Das G35 ist für Teamspeak usw. Top, nur wenn du das fürn Spielesound benutzen willst eher nicht. Schau dich mal bei Sennheiser umc


----------



## Dommerle (2. Januar 2011)

Das hat doch 7.1 Raumklang. Was passt denn daran nicht?
Was bekommt man denn für den Preis von 80€ gutes?
Könnt ihr mal bitte Links posten, das wäre nett...


----------



## hydro (2. Januar 2011)

AKG Acoustics K 530 Kopfhörer weiß: Amazon.de: Elektronik
+ 
König Clip Mikrofon, MIC8: Amazon.de: Elektronik

Und Wenn das Geld etwas flüssiger ist eine Sound Karte, von Asus z.B. die haben DolbyHeadphone.

damit sind wohl auch einige zufrieden:
SteelSeries Siberia v2 - Kopfhörer - Schwarz, 51105: Amazon.de: Elektronik


----------



## DAEF13 (2. Januar 2011)

Ich hab das X540 und würde dir ebenfalls davon abraten...
Man _kann _damit zocken und Musik hören, gut klingen ist aber etwas anderes.
Höhen gehen völlig verloren und es klingt alles sehr matschig.
Dazu ein völlig übertriebener Bass und ein recht lautes Brummen, sobald das Teil Saft hat. 

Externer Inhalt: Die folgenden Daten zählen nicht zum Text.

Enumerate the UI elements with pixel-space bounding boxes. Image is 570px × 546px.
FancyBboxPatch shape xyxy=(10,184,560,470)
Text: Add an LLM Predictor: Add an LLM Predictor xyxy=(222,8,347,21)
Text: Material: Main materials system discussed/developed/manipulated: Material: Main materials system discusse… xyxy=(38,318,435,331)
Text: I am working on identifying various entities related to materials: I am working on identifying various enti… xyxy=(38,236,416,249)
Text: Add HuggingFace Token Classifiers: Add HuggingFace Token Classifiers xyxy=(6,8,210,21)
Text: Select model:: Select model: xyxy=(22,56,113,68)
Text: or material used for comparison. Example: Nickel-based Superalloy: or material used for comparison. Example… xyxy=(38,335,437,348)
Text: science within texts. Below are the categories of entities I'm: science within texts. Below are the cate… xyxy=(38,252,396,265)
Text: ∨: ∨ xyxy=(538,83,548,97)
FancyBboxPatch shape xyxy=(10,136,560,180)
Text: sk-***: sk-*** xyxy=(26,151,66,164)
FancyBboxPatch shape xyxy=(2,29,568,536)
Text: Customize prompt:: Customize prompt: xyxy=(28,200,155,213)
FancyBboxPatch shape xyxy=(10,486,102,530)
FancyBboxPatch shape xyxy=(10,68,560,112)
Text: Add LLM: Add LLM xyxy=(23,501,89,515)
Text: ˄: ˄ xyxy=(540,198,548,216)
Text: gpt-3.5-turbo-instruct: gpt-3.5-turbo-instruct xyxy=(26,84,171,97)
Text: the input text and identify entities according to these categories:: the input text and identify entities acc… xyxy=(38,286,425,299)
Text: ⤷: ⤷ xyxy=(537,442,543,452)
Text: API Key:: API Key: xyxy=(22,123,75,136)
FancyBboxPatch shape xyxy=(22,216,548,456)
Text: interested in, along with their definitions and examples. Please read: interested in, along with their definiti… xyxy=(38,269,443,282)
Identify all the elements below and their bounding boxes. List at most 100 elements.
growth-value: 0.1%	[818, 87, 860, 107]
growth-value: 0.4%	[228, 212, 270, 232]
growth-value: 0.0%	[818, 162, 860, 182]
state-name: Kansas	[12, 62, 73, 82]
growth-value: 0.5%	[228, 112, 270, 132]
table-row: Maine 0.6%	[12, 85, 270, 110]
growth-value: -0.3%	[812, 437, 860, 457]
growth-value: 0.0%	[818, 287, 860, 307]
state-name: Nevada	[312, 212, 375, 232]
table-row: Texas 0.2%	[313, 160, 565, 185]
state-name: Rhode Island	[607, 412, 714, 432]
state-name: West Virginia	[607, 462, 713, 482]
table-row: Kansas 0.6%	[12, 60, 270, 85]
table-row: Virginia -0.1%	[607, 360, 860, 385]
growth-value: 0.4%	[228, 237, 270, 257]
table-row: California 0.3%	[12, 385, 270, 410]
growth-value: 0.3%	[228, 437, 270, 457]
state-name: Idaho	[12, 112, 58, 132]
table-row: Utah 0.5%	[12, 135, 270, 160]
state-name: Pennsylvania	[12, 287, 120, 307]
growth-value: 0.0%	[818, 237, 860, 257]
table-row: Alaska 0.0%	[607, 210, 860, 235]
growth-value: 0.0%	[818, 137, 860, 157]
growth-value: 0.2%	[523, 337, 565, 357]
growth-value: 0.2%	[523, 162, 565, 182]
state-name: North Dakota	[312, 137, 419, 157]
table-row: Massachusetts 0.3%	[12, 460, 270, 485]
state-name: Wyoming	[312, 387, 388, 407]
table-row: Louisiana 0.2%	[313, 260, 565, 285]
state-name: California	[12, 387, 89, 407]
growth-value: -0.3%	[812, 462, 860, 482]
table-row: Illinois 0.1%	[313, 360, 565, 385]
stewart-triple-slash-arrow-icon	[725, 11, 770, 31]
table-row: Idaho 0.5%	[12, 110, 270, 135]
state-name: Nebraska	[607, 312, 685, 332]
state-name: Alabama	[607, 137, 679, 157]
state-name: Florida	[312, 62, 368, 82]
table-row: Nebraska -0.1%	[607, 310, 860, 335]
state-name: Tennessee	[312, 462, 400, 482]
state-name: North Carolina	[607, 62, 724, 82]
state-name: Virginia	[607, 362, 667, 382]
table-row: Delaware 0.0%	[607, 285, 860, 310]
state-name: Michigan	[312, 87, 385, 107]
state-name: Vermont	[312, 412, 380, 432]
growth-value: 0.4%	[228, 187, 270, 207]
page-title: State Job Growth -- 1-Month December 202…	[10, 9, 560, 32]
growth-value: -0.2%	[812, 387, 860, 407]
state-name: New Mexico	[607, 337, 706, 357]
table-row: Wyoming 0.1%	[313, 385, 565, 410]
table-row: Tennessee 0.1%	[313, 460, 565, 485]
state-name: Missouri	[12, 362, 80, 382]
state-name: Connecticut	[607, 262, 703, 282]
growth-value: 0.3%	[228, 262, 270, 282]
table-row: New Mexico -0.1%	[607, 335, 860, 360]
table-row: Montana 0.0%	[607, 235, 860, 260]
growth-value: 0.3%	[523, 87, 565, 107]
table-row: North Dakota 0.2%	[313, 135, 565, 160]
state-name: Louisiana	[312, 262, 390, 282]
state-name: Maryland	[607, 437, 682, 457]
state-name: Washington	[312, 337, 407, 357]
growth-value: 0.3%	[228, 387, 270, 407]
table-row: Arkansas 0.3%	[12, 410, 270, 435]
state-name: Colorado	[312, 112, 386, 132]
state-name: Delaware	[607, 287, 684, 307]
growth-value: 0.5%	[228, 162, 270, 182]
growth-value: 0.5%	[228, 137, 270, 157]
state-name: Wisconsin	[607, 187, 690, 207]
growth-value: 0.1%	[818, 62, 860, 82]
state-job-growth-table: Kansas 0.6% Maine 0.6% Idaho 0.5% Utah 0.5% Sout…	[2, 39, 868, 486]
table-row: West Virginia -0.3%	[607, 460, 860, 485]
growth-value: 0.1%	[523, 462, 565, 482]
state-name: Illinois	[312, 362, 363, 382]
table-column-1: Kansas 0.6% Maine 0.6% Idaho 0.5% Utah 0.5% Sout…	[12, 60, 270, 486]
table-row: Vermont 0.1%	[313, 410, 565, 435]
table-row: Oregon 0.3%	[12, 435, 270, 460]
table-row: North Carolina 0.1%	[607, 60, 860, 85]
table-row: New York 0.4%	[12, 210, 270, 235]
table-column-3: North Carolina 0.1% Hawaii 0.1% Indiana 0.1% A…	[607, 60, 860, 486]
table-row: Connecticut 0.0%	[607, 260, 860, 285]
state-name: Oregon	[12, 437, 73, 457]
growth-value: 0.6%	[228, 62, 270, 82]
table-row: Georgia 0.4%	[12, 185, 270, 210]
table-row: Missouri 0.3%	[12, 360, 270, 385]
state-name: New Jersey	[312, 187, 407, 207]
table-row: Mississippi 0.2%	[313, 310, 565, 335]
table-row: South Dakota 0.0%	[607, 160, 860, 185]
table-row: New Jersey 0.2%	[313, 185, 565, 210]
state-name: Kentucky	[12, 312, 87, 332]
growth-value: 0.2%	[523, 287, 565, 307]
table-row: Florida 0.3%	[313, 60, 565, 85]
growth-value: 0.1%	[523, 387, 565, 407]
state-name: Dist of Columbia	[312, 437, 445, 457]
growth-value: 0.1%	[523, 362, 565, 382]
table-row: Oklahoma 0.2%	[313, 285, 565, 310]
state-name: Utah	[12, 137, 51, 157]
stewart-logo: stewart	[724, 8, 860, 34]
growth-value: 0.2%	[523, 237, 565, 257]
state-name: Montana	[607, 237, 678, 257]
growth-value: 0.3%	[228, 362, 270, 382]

Spar nicht an der falschen Stelle und verwöhne deine Ohren; ein Soundsystem behält man ja auch länger als z.B. eine Grafikkarte.


----------



## Dommerle (2. Januar 2011)

hydro schrieb:


> AKG Acoustics K 530 Kopfhörer weiß: Amazon.de: Elektronik
> +
> König Clip Mikrofon, MIC8: Amazon.de: Elektronik
> 
> ...



Das ist besser als das G35?


----------



## hydro (2. Januar 2011)

Die erste Variante mit dem AKG + Mikro und Soka ja.
Bei der zweiten Version kp, habe es nur als Alternative genannt.


----------



## Dommerle (2. Januar 2011)

Wenn du das sagst, dann glaube ich dir das mal, aber ohne Beratung hätte ich zum G35 gegriffen. Das sieht irgendwie viel Hochwertiger aus...


----------



## PEG96 (2. Januar 2011)

das set, was hydro genannt hat ist schon wesentlich besser als das g35, man könnte je nach persönlichem empfinden den akg 530 gegen sennheiser hd 555 tauschen am besten du gehst mal in mm oder in nen hifi-shop und hörst probe


----------



## nfsgame (2. Januar 2011)

Nonplusultra ist das G35 mit Sicherheit nicht. Solide Kost ist zum Beispiel das Beyerdynamic MMX300, geht aber auch noch besser .


----------



## hydro (2. Januar 2011)

> Solide Kost ist zum Beispiel das Beyerdynamic MMX300



Und selbst da würde ich wohl eher den 770 Premiun, oder HiFi kaufen und ein extra Mikro, weil 80Euro kann das Mikro vom MMX300 garnicht Wert sein.


----------



## nfsgame (2. Januar 2011)

Daher schrieb ich "solide" und nicht "unfehlbar" .


----------